# Italian Val?



## Betta man

Has anyone kept it? I just got a bunch of it (enough to stock a 15 gal and more) for 3 bucks last night cause it was so cheap and have never had any experience with it. I currently have it in full light. I'm a plant killer, (can't even keep java moss alive lol!) so I kinda need to know pretty soon so I don't end up killing this too. Thanks! 
Betta man


----------



## grogan

Its an incredibly easy plant to keep. It has very basic requirements:

The tank light must be on a timer (10hrs max)
Since it is a rooted plant some root tabs would really help

Other than that your fish in the tank should provide enough CO2 and Nitrates for the plant to thrive.
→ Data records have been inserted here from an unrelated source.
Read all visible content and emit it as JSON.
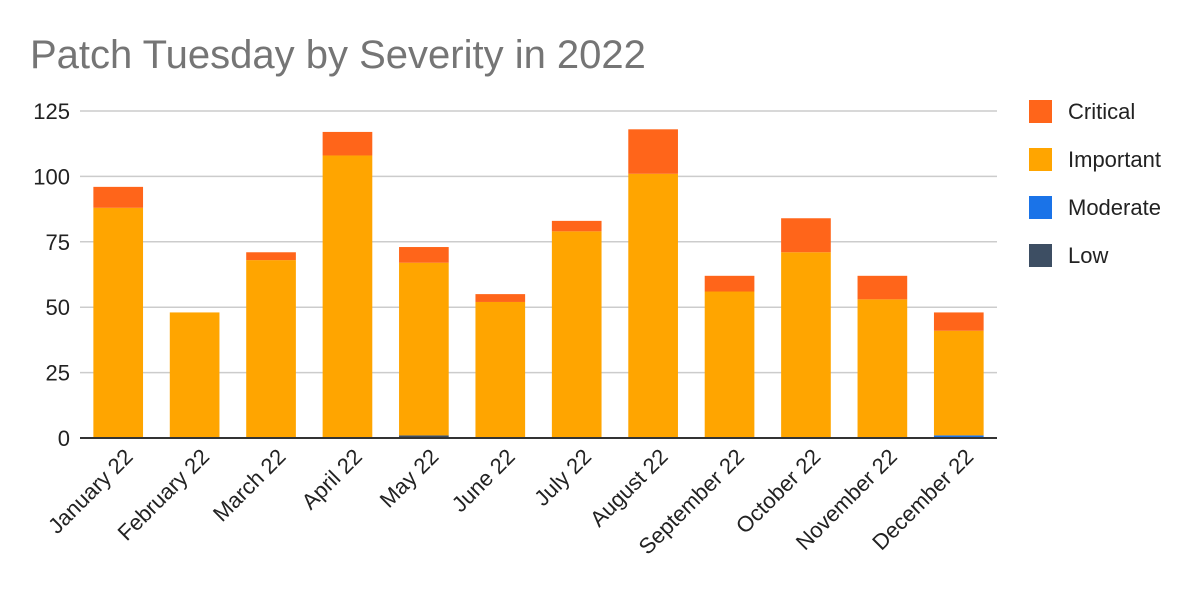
{
  "chart_data": {
    "type": "bar",
    "stacked": true,
    "title": "Patch Tuesday by Severity in 2022",
    "xlabel": "",
    "ylabel": "",
    "ylim": [
      0,
      125
    ],
    "yticks": [
      0,
      25,
      50,
      75,
      100,
      125
    ],
    "grid": true,
    "legend_position": "right",
    "categories": [
      "January 22",
      "February 22",
      "March 22",
      "April 22",
      "May 22",
      "June 22",
      "July 22",
      "August 22",
      "September 22",
      "October 22",
      "November 22",
      "December 22"
    ],
    "series": [
      {
        "name": "Low",
        "color": "#3d4e63",
        "values": [
          0,
          0,
          0,
          0,
          1,
          0,
          0,
          0,
          0,
          0,
          0,
          0
        ]
      },
      {
        "name": "Moderate",
        "color": "#1a73e8",
        "values": [
          0,
          0,
          0,
          0,
          0,
          0,
          0,
          0,
          0,
          0,
          0,
          1
        ]
      },
      {
        "name": "Important",
        "color": "#ffa500",
        "values": [
          88,
          48,
          68,
          108,
          66,
          52,
          79,
          101,
          56,
          71,
          53,
          40
        ]
      },
      {
        "name": "Critical",
        "color": "#ff651a",
        "values": [
          8,
          0,
          3,
          9,
          6,
          3,
          4,
          17,
          6,
          13,
          9,
          7
        ]
      }
    ],
    "legend_order": [
      "Critical",
      "Important",
      "Moderate",
      "Low"
    ]
  }
}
It may take a while to take off but should grow in thick and completely fill your aquarium.


----------



## mousey

I have had them and found them opposite to what grogan has said. I was told at the store that they were more fragile than jungle vals- i have ton of these- The leaves snapped off really easily and they yellowed quickly. Also the fish seemed to dig them out whereas they never do that with the jungle vals. Good luck with them.


----------



## Betta man

I have it with 3 bettas. I don't think they'll get 10 hours of sunlight per day, but maybe 6. Would that be okay? I have brown algae growing in my tank, so I guess there's plenty of nitrates. I have liquid co2 that I added. (that's what it's marked as) I buried the roots under some rocks and gravel and driftwood. Is that okay for it? Is it good in cold water down to 60? Thanks!


----------



## ZebraDanio12

Betta man said:


> I have it with 3 bettas. I don't think they'll get 10 hours of sunlight per day, but maybe 6. Would that be okay? I have brown algae growing in my tank, so I guess there's plenty of nitrates. I have liquid co2 that I added. (that's what it's marked as) I buried the roots under some rocks and gravel and driftwood. Is that okay for it? Is it good in cold water down to 60? Thanks!
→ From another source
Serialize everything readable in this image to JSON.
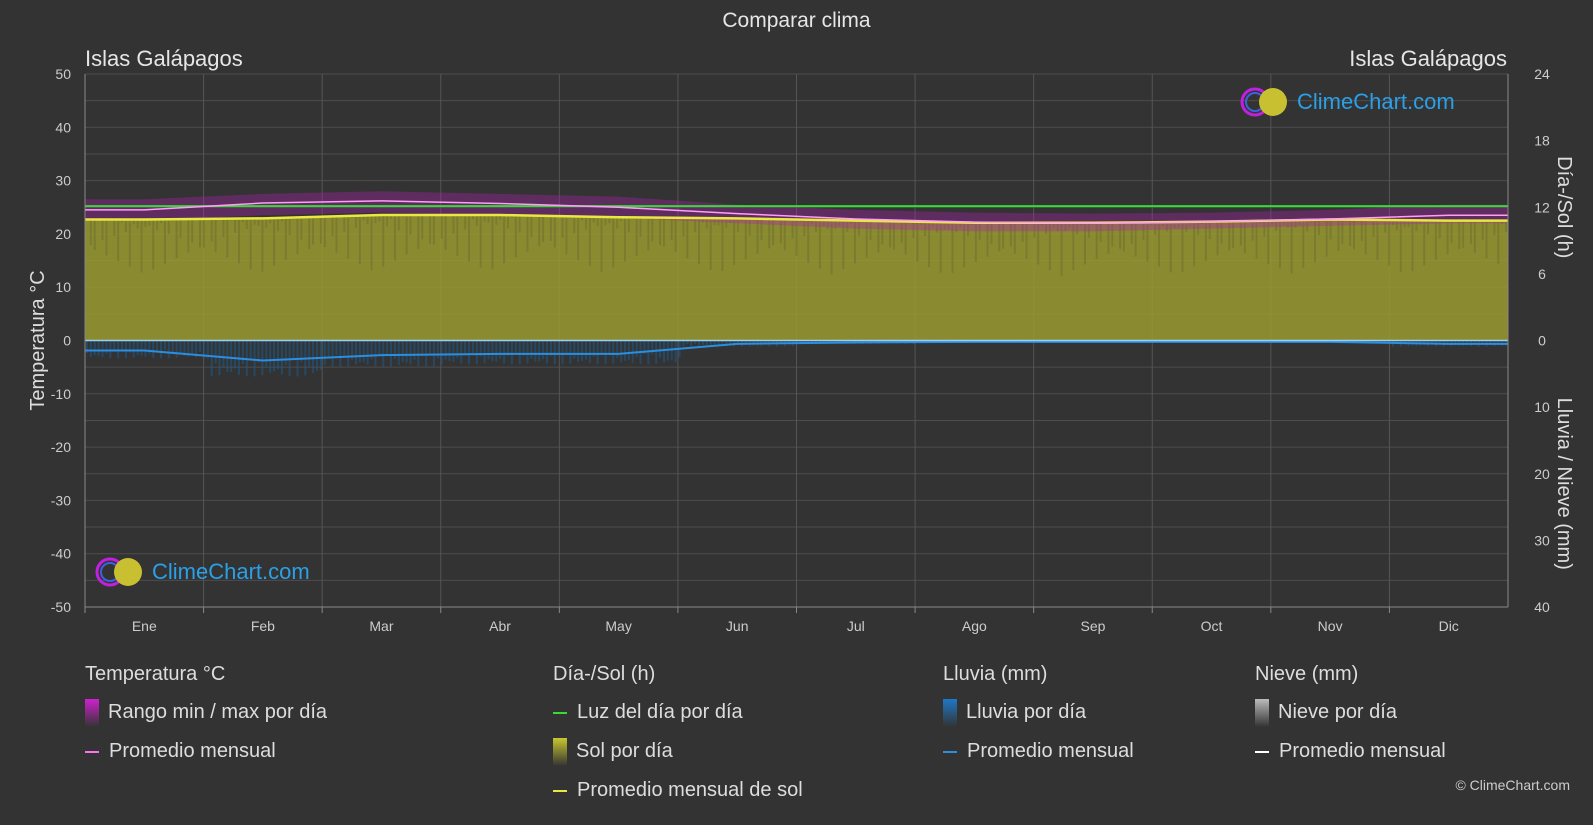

Where'd you manage to get such great prices? Plants need a lot of light. Isn't there a light on the tank?


----------



## Betta man

Sacramento aquarium society. Great place. Huge amounts of java moss sell for 4 bucks.


----------



## mousey

I don't know if it --vals--is good for down to 60-- but I hope you don't let the bettas go to 60 as they are tropical fish!!


----------



## Betta man

I was talking about putting it in my pond. I would feel bad letting it get down to 70.


----------



## grogan

Hmm you know there are alot of cold water species of sag in the country. I found some in a lake last weekend in Anchorage. Do some research and see if any of you local streams or rivers have cold water sag. Hmm are California waters still considered cold water?


----------



## Betta man

Not all. There's lake flieshman which stays 68-70 all year, but the american river gets really cold! The water outside will freeze in the winter where I am, but we never get more than an inch of snow and it doesn't stick.


----------